Behaviour of a cyanide-derived Fe/Al 2O 3 catalyst during Fischer-Tropsch synthesis

Abstract

The interaction of carbon monoxide and hydrogen with an alumina-supported iron catalyst has been studied at temperatures ranging from 300 to 523 K and at a pressure of 103 kPa. The species produced and adsorbed on the catalyst surface have been examined by infrared spectroscopy, while the chemical state of the iron within the catalyst was investigated by magnetization measurements and Mössbauer spectroscopy. At 300 K the main type of adsorbed species on the iron particle surface appeared to be molecular carbon monoxide and formate groups. The amount of the latter species increases considerably at elevated reaction temperatures up to 473 K. Changes in the infrared absorption bands of CO, and in the magnetization and Mössbauer data indicate that under the applied conditions the surface properties of the iron particles are affected by the synthesis gas, but that the bulk remains metallic.
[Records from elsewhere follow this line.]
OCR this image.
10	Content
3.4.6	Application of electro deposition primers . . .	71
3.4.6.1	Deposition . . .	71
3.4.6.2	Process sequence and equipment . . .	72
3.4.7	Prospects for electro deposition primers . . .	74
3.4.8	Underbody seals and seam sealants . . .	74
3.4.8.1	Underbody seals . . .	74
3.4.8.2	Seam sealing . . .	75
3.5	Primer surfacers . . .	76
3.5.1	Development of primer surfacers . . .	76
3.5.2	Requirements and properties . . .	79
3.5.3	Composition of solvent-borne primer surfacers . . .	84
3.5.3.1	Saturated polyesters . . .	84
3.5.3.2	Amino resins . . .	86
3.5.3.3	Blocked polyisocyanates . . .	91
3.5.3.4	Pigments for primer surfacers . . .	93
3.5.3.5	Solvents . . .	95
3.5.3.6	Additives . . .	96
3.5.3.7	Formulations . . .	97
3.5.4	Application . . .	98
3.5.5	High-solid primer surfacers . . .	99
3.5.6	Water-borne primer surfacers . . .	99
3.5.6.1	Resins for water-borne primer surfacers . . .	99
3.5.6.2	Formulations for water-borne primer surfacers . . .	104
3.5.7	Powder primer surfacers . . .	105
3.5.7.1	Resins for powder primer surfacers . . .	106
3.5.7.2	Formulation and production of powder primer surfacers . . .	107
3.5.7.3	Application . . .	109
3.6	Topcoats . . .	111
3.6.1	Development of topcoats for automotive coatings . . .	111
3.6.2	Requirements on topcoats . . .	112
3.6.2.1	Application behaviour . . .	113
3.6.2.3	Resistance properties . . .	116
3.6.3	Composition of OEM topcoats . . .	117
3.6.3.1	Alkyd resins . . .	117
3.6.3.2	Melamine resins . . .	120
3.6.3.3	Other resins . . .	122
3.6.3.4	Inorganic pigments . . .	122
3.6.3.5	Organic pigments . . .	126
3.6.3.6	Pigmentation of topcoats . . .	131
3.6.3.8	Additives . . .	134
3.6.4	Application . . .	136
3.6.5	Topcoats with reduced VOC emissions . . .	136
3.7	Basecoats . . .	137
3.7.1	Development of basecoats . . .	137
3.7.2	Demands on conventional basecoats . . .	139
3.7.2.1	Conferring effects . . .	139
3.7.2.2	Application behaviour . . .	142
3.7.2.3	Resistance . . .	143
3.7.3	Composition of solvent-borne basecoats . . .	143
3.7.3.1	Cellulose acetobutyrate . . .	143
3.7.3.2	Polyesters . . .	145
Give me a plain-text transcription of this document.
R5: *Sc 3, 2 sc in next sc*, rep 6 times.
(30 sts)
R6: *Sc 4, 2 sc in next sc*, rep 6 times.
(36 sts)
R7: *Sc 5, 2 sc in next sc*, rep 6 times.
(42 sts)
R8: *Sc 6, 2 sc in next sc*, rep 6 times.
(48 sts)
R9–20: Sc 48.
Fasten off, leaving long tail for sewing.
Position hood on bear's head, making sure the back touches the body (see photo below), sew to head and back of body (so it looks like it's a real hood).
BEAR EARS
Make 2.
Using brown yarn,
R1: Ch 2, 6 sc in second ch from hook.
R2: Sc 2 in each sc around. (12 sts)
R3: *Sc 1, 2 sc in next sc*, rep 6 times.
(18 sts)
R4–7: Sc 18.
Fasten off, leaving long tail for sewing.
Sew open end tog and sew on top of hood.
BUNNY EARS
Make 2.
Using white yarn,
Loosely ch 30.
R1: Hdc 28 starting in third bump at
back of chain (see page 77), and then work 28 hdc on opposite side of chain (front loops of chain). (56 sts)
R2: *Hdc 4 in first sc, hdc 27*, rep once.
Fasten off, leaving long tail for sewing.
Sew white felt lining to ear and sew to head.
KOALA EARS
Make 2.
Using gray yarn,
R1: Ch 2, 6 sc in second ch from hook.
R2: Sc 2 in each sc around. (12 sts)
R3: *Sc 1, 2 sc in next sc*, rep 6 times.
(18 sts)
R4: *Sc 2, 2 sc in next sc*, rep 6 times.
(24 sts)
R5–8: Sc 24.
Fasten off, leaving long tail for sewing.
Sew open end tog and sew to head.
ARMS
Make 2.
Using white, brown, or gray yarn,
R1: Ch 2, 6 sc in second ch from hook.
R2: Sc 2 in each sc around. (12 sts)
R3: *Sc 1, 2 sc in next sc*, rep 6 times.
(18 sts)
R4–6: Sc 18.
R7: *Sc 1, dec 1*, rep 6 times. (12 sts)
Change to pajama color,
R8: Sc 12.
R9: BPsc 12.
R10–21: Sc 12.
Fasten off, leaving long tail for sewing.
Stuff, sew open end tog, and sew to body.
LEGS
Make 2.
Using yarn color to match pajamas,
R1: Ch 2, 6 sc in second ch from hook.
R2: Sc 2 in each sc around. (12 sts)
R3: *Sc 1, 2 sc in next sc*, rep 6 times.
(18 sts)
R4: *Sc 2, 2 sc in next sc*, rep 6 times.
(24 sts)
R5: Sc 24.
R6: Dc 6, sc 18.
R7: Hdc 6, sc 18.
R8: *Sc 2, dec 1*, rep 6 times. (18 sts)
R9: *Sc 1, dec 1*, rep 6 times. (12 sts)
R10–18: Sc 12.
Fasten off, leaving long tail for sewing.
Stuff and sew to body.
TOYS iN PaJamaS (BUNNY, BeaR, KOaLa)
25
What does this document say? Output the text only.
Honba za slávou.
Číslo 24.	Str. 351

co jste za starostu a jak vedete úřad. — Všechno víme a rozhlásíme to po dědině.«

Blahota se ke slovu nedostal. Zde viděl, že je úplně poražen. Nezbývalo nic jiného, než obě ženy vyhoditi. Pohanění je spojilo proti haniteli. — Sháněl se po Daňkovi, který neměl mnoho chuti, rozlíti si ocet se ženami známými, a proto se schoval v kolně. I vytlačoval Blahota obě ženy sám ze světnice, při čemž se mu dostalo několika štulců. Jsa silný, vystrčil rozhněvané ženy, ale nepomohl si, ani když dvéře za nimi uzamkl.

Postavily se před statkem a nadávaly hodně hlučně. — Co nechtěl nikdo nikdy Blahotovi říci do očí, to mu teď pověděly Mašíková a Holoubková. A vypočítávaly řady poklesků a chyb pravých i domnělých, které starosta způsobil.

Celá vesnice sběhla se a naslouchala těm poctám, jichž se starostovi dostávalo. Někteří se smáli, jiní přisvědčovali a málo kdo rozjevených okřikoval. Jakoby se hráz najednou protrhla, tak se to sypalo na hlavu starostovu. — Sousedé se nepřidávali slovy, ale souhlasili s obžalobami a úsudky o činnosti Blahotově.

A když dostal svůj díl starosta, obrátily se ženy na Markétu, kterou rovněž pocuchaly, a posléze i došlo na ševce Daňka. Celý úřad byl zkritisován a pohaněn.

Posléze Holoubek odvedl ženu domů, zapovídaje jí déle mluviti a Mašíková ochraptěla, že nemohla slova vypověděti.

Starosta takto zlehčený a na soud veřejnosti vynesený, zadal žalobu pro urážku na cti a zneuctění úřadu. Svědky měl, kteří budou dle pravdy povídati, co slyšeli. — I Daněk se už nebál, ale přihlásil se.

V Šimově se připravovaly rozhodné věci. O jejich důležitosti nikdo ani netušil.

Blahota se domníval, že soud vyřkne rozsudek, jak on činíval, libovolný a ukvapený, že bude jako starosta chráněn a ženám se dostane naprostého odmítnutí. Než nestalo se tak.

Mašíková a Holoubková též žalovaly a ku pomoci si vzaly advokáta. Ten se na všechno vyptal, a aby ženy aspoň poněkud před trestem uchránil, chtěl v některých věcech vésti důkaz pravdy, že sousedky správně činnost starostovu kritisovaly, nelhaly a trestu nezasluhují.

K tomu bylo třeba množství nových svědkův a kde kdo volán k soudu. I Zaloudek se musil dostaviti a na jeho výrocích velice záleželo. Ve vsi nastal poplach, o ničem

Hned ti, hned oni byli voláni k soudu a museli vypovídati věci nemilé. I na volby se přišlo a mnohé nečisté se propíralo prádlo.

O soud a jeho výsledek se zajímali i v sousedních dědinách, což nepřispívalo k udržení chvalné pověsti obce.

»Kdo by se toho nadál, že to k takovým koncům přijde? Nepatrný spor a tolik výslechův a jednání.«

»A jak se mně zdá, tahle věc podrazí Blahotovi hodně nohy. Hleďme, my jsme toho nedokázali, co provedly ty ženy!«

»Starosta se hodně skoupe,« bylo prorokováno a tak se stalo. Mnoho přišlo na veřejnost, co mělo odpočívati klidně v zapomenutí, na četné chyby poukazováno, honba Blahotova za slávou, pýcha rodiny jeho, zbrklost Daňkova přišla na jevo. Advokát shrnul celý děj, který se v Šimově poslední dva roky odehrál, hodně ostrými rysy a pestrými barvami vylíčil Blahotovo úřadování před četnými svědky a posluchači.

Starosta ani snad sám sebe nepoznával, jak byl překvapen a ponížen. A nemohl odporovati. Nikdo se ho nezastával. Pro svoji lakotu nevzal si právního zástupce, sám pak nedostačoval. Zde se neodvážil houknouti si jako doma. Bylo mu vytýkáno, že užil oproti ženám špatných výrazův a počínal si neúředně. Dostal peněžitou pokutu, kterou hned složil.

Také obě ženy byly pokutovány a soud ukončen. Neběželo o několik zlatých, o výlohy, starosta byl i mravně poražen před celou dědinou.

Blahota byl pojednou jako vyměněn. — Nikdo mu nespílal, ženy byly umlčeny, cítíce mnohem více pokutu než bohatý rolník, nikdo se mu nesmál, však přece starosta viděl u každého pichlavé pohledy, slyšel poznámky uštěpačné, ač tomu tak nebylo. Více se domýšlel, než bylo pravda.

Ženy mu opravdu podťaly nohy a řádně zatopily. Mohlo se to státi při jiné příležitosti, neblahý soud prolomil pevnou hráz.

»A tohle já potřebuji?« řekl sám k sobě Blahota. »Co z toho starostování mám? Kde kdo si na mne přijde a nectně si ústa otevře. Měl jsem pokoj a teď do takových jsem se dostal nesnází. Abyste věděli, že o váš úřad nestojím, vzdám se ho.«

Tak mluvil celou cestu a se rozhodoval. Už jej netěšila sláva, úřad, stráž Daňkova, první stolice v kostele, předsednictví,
The increased Fischer-Tropsch activity at more elevated temperatures, viz. 473 and 523 K, is accompanied by significant changes in the in situ recorded infrared spectra. The formation of hydrocarbons is evident from the well developed absorption bands in the 3000-2800 cm −1 range, due to (a)symmetric stretching vibrations of CH 2 and CH 3 groups. Assignment of the various absorption bands in the 1700-1200 cm −1 wavenumber range is speculative due to (partial) coincidence of the bands and the gradual change in chemical composition of the catalyst particles. At higher temperatures the bulk of the iron particles reacts rapidly to a mixture of carbides. Initially the unstable ε-Fe 2C is formed which reacts to ε′-Fe 2.2C upon prolonged periods of time of reaction and/or increased reaction temperatures. These carbides appeared to be thermally unstable: upon heating in helium they are converted into a mixture of χ-Fe 5C 2 and metallic Fe. Interaction of the reduced iron catalysts with ethylene or methane at 523 K gives rise to absorption bands at 1555, 1345 and 1050 cm −1, which are assigned to CH x adsorbed species. Upon reaction with ethylene also a band at 2160 cm −1 was observed, which was assigned to an ethylidyne species.